Tequila Powerhouse Diageo Blames Tariffs For Possible Trouble In 2025Spirit suppliers got a brief reprieve when President Donald Trump delayed tariffs with Mexico and Canada on Monday, but the threat of a trade war has still hampered the growth outlook for one of the industry’s biggest players.

Diageo announced in its earnings results on Tuesday that despite taking steps to deal with the potential impact, the possibility of tariffs are weighing on the group’s recovery, resulting in a withdrawal of its 5% to 7% sales growth target.
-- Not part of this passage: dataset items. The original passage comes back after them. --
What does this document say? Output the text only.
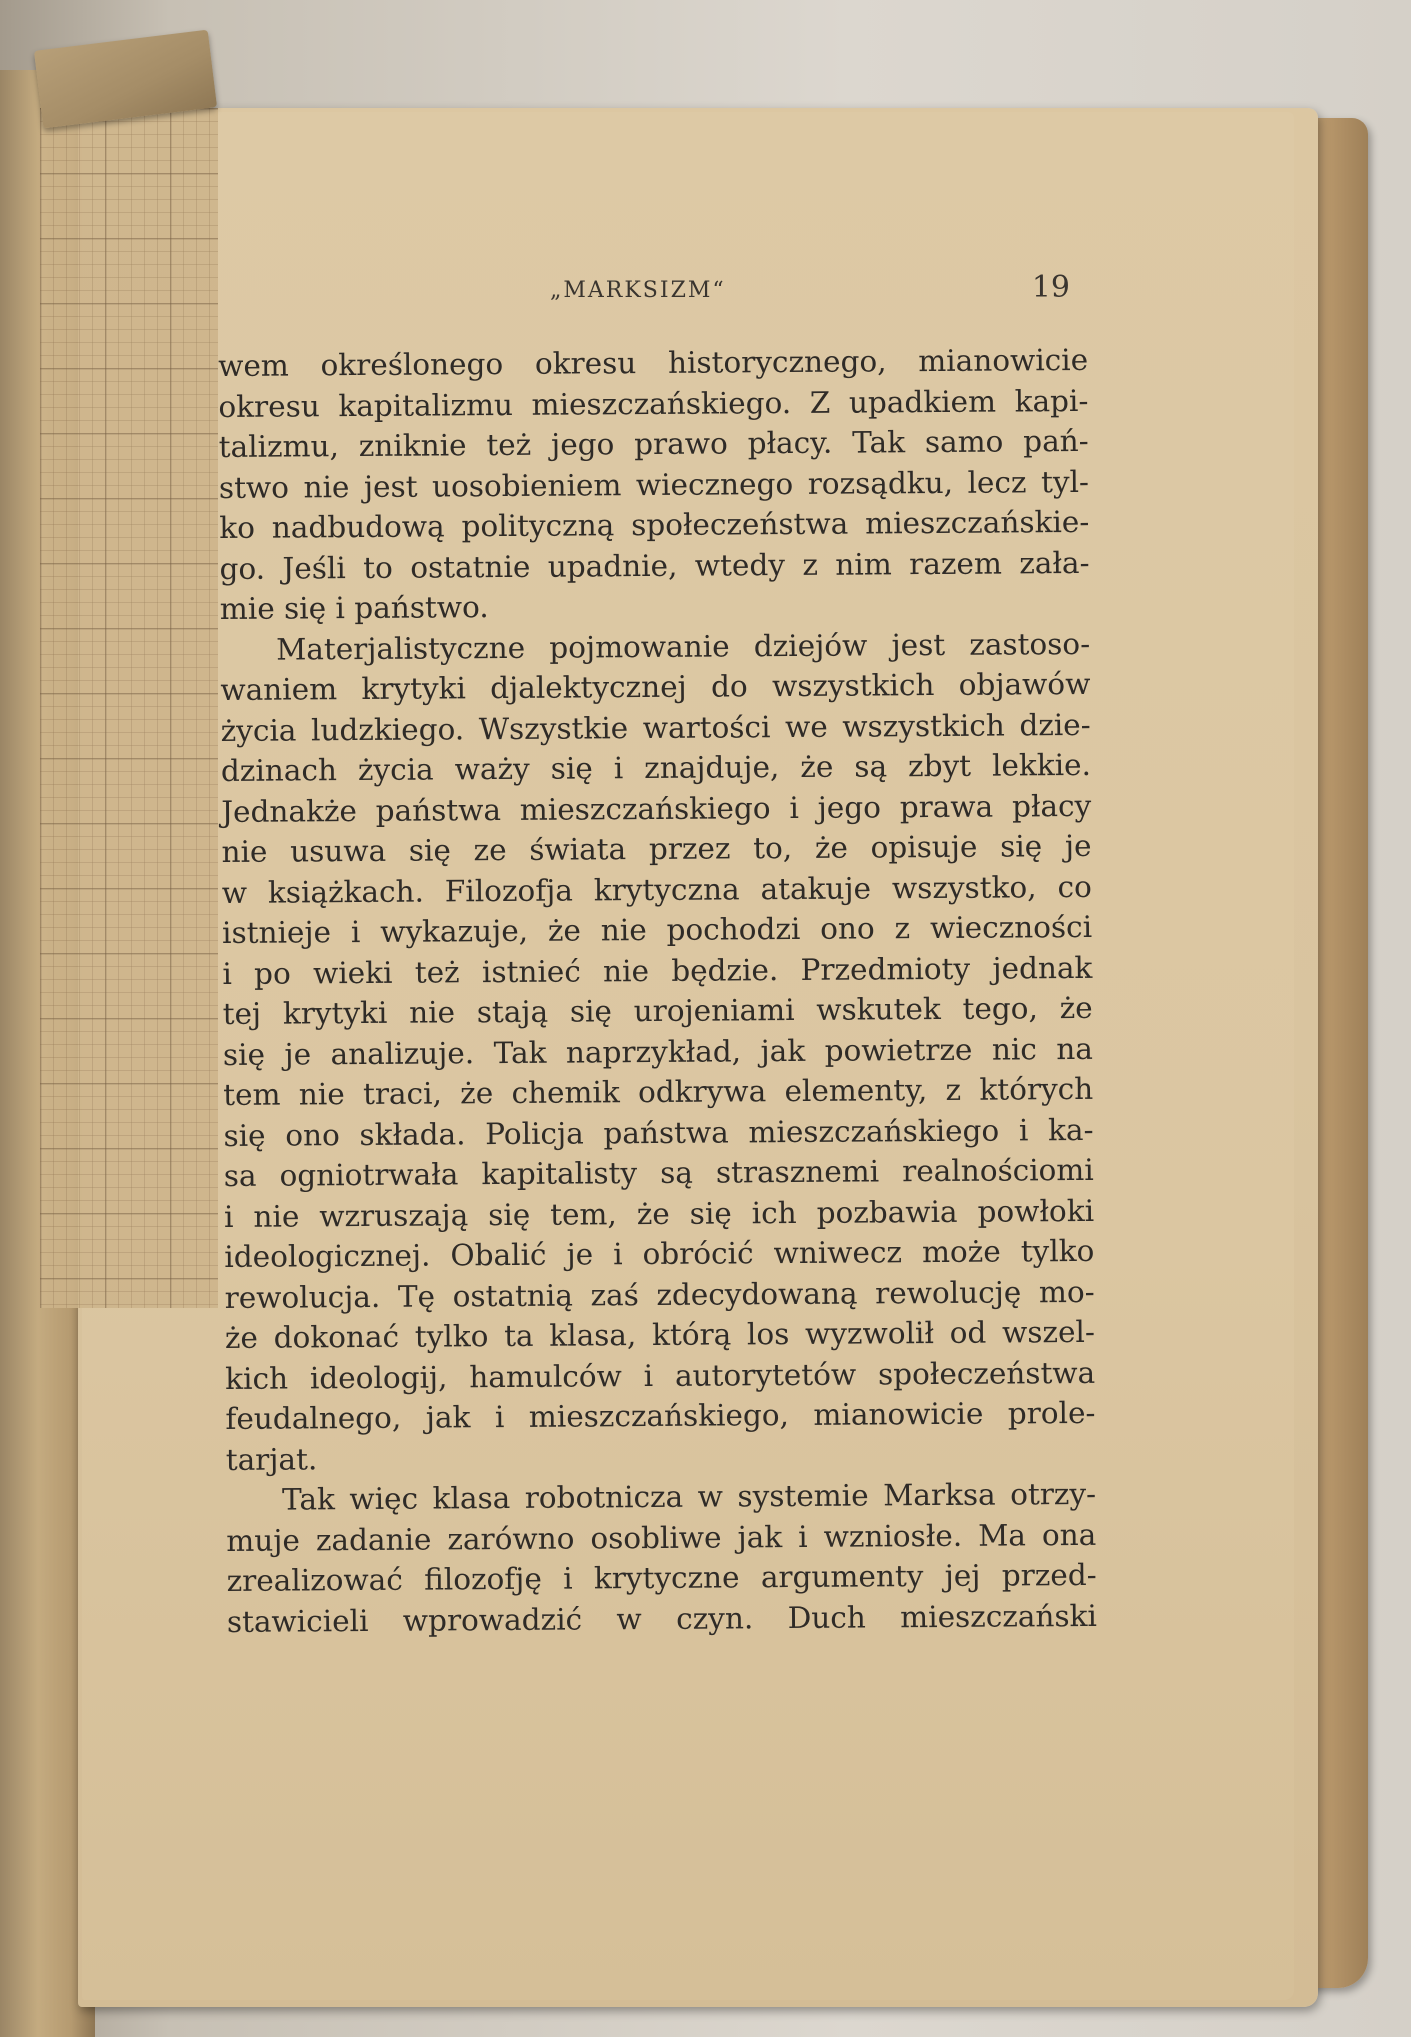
„MARKSIZM“	19
wem określonego okresu historycznego, mianowicie
okresu kapitalizmu mieszczańskiego. Z upadkiem kapi-
talizmu, zniknie też jego prawo płacy. Tak samo pań-
stwo nie jest uosobieniem wiecznego rozsądku, lecz tyl-
ko nadbudową polityczną społeczeństwa mieszczańskie-
go. Jeśli to ostatnie upadnie, wtedy z nim razem zała-
mie się i państwo.
Materjalistyczne pojmowanie dziejów jest zastoso-
waniem krytyki djalektycznej do wszystkich objawów
życia ludzkiego. Wszystkie wartości we wszystkich dzie-
dzinach życia waży się i znajduje, że są zbyt lekkie.
Jednakże państwa mieszczańskiego i jego prawa płacy
nie usuwa się ze świata przez to, że opisuje się je
w książkach. Filozofja krytyczna atakuje wszystko, co
istnieje i wykazuje, że nie pochodzi ono z wieczności
i po wieki też istnieć nie będzie. Przedmioty jednak
tej krytyki nie stają się urojeniami wskutek tego, że
się je analizuje. Tak naprzykład, jak powietrze nic na
tem nie traci, że chemik odkrywa elementy, z których
się ono składa. Policja państwa mieszczańskiego i ka-
sa ogniotrwała kapitalisty są strasznemi realnościomi
i nie wzruszają się tem, że się ich pozbawia powłoki
ideologicznej. Obalić je i obrócić wniwecz może tylko
rewolucja. Tę ostatnią zaś zdecydowaną rewolucję mo-
że dokonać tylko ta klasa, którą los wyzwolił od wszel-
kich ideologij, hamulców i autorytetów społeczeństwa
feudalnego, jak i mieszczańskiego, mianowicie prole-
tarjat.
Tak więc klasa robotnicza w systemie Marksa otrzy-
muje zadanie zarówno osobliwe jak i wzniosłe. Ma ona
zrealizować filozofję i krytyczne argumenty jej przed-
stawicieli wprowadzić w czyn. Duch mieszczański
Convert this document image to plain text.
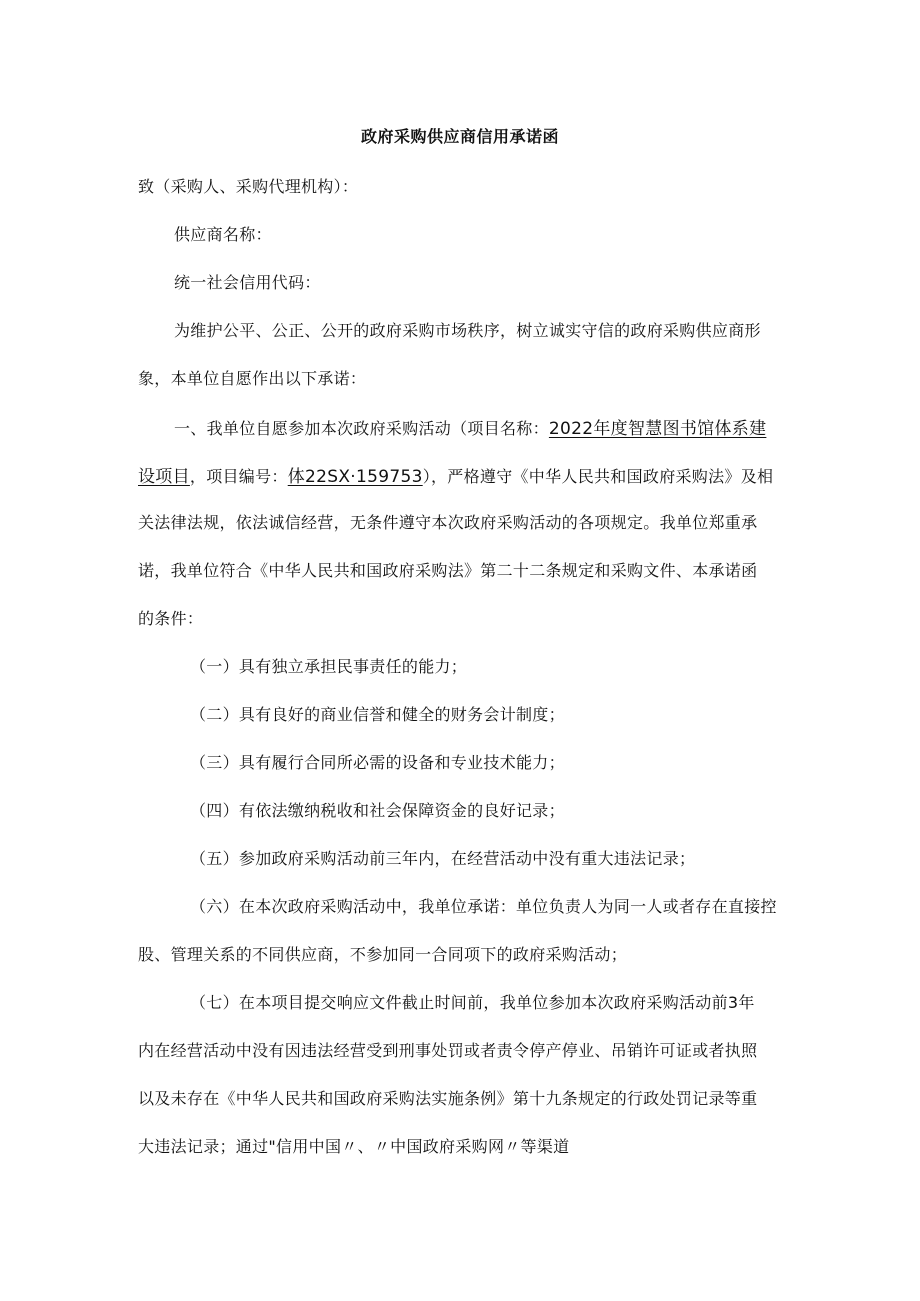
政府采购供应商信用承诺函
致（采购人、采购代理机构）：
供应商名称：
统一社会信用代码：
为维护公平、公正、公开的政府采购市场秩序，树立诚实守信的政府采购供应商形
象，本单位自愿作出以下承诺：
一、我单位自愿参加本次政府采购活动（项目名称：2022年度智慧图书馆体系建
设项目，项目编号：体22SX·159753），严格遵守《中华人民共和国政府采购法》及相
关法律法规，依法诚信经营，无条件遵守本次政府采购活动的各项规定。我单位郑重承
诺，我单位符合《中华人民共和国政府采购法》第二十二条规定和采购文件、本承诺函
的条件：
（一）具有独立承担民事责任的能力；
（二）具有良好的商业信誉和健全的财务会计制度；
（三）具有履行合同所必需的设备和专业技术能力；
（四）有依法缴纳税收和社会保障资金的良好记录；
（五）参加政府采购活动前三年内，在经营活动中没有重大违法记录；
（六）在本次政府采购活动中，我单位承诺：单位负责人为同一人或者存在直接控
股、管理关系的不同供应商，不参加同一合同项下的政府采购活动；
（七）在本项目提交响应文件截止时间前，我单位参加本次政府采购活动前3年
内在经营活动中没有因违法经营受到刑事处罚或者责令停产停业、吊销许可证或者执照
以及未存在《中华人民共和国政府采购法实施条例》第十九条规定的行政处罚记录等重
大违法记录；通过"信用中国〃、〃中国政府采购网〃等渠道
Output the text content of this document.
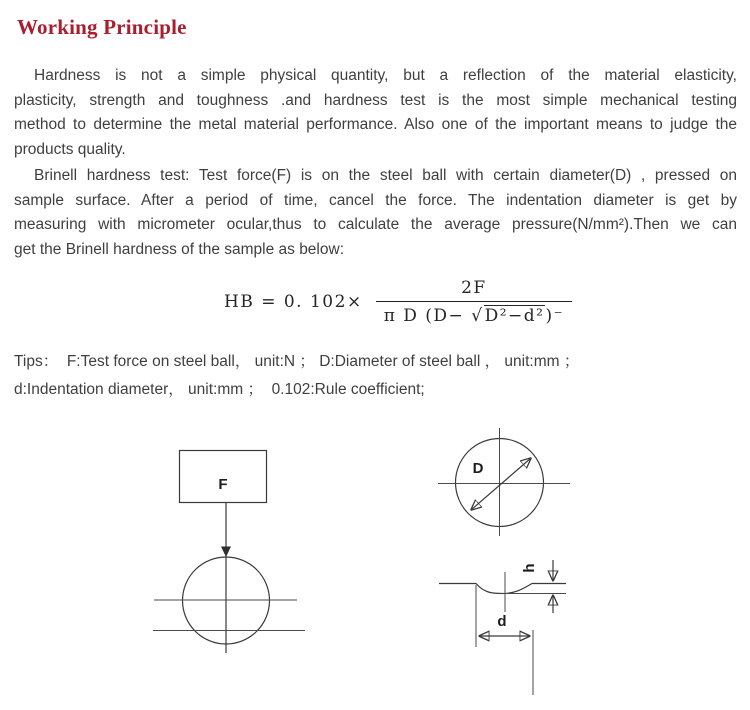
Working Principle
Hardness is not a simple physical quantity, but a reflection of the material elasticity,
plasticity, strength and toughness .and hardness test is the most simple mechanical testing
method to determine the metal material performance. Also one of the important means to judge the
products quality.
Brinell hardness test: Test force(F) is on the steel ball with certain diameter(D) , pressed on
sample surface. After a period of time, cancel the force. The indentation diameter is get by
measuring with micrometer ocular,thus to calculate the average pressure(N/mm²).Then we can
get the Brinell hardness of the sample as below:
HB = 0. $102\times \frac{2F}{\text{π D (D− √D²−d²)⁻}}$
Tips：  F:Test force on steel ball， unit:N ； D:Diameter of steel ball ， unit:mm ；
d:Indentation diameter， unit:mm ；  0.102:Rule coefficient;
F
D
h
d
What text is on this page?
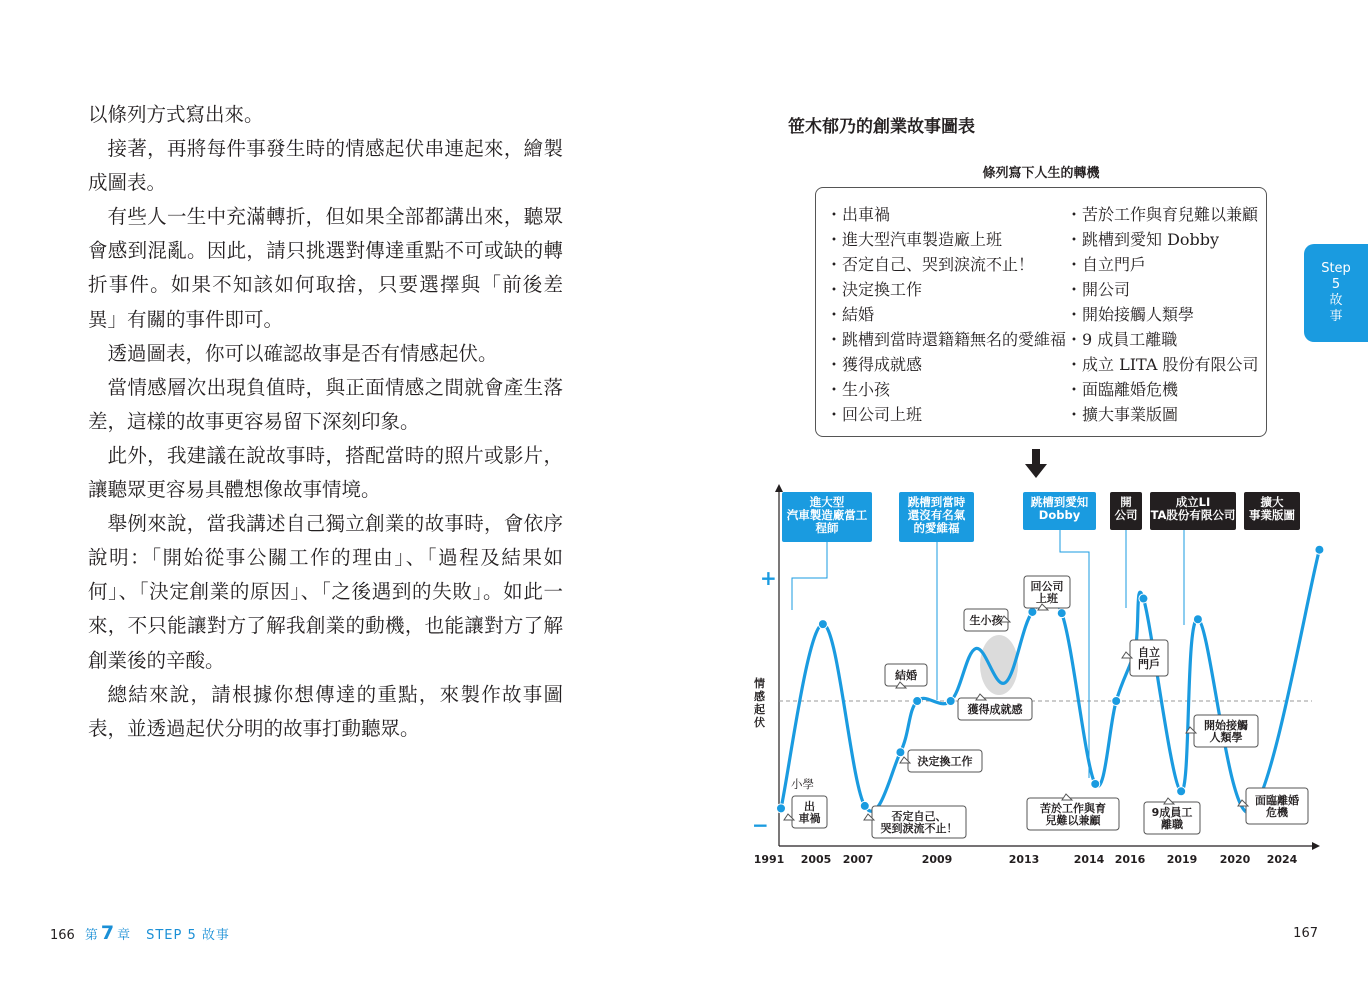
以條列方式寫出來。

接著，再將每件事發生時的情感起伏串連起來，繪製成圖表。

有些人一生中充滿轉折，但如果全部都講出來，聽眾會感到混亂。因此，請只挑選對傳達重點不可或缺的轉折事件。如果不知該如何取捨，只要選擇與「前後差異」有關的事件即可。

透過圖表，你可以確認故事是否有情感起伏。

當情感層次出現負值時，與正面情感之間就會產生落差，這樣的故事更容易留下深刻印象。

此外，我建議在說故事時，搭配當時的照片或影片，讓聽眾更容易具體想像故事情境。

舉例來說，當我講述自己獨立創業的故事時，會依序說明：「開始從事公關工作的理由」、「過程及結果如何」、「決定創業的原因」、「之後遇到的失敗」。如此一來，不只能讓對方了解我創業的動機，也能讓對方了解創業後的辛酸。

總結來說，請根據你想傳達的重點，來製作故事圖表，並透過起伏分明的故事打動聽眾。

166 第 7 章 STEP 5 故事
笹木郁乃的創業故事圖表
條列寫下人生的轉機
・出車禍
・進大型汽車製造廠上班
・否定自己、哭到淚流不止！
・決定換工作
・結婚
・跳槽到當時還籍籍無名的愛維福
・獲得成就感
・生小孩
・回公司上班
・苦於工作與育兒難以兼顧
・跳槽到愛知 Dobby
・自立門戶
・開公司
・開始接觸人類學
・9 成員工離職
・成立 LITA 股份有限公司
・面臨離婚危機
・擴大事業版圖
+
−
情
感
起
伏
1991 2005 2007	2009	2013	2014 2016 2019 2020 2024
進大型
汽車製造廠當工
程師
跳槽到當時
還沒有名氣
的愛維福
跳槽到愛知
Dobby
開
公司
成立LI
TA股份有限公司
擴大
事業版圖
小學
出
車禍	否定自己、
哭到淚流不止！
決定換工作
結婚
獲得成就感
生小孩
回公司
上班
苦於工作與育
兒難以兼顧
自立
門戶
9成員工
離職
開始接觸
人類學
面臨離婚
危機
Step
5
故
事
167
Tariffs could result in a $200 million hit to the second half of the fiscal year’s operating profit if they do come into effect in March, according to Diageo’s Chief Financial Officer Nik Jhangiani.

He added that the group had implemented a number of strategies to offset the impact including reallocating investment, supply chain adaptation, inventory management and pricing strategies.

Even with those plans, the potential tariffs “add further complexity in our ability to provide updated forward guidance given this is a new and dynamic situation,” said Diageo CEO Debra Crew.

Diageo is more vulnerable to tariffs than other major spirits players, as the group has built itself into a tequila powerhouse. Nearly half (45%) of the group’s U.S. sales come from Mexico and Canada, and of the possible $200 million loss, 85% would be from tequila, said Jhangiani.

Those brands with specific geographic-origin requirements in Mexico and Canada are also among the group’s only bright spots. Tequila net sales in the U.S. were up 23% in the first half of FY 2024, with Don Julio offsetting Casamigos’ declines. Canadian whiskey Crown Royal showed the only other positive growth numbers for the spirits portfolio (3%) in the U.S. The rest of the major spirit brands were down worldwide, with gins Tanqueray and Gordons, and Smirnoff vodka showing the biggest declines.

The news comes at a time when Diageo was already under pressure from investors after post-pandemic dips and a surprising slump in Latin American sales in FY 2023. Like other spirits groups, Diageo has been offloading underperforming brands, such as Pampero rum and Safari liqueur. Recent rumors have speculated that the group was also selling its minority share in Moët Hennessy, the wine and spirits arm of LVMH, and top-performer Guinness. The group said it has no intention to sell either in an official statement last week, and did not elaborate on the call with investors.

Guinness has now achieved its eighth consecutive half of double-digit growth, delivering 17% organic net sales growth in the period. To meet the continued strong demand for Guinness 0.0, the group said it is doubling its original investment to expand capacity.

Overall the group saw a 0.6% decline in the first-half reported sales to $10.9 billion. Operating profit fell to $3.2 billion, 4.9% lower than the same period last year.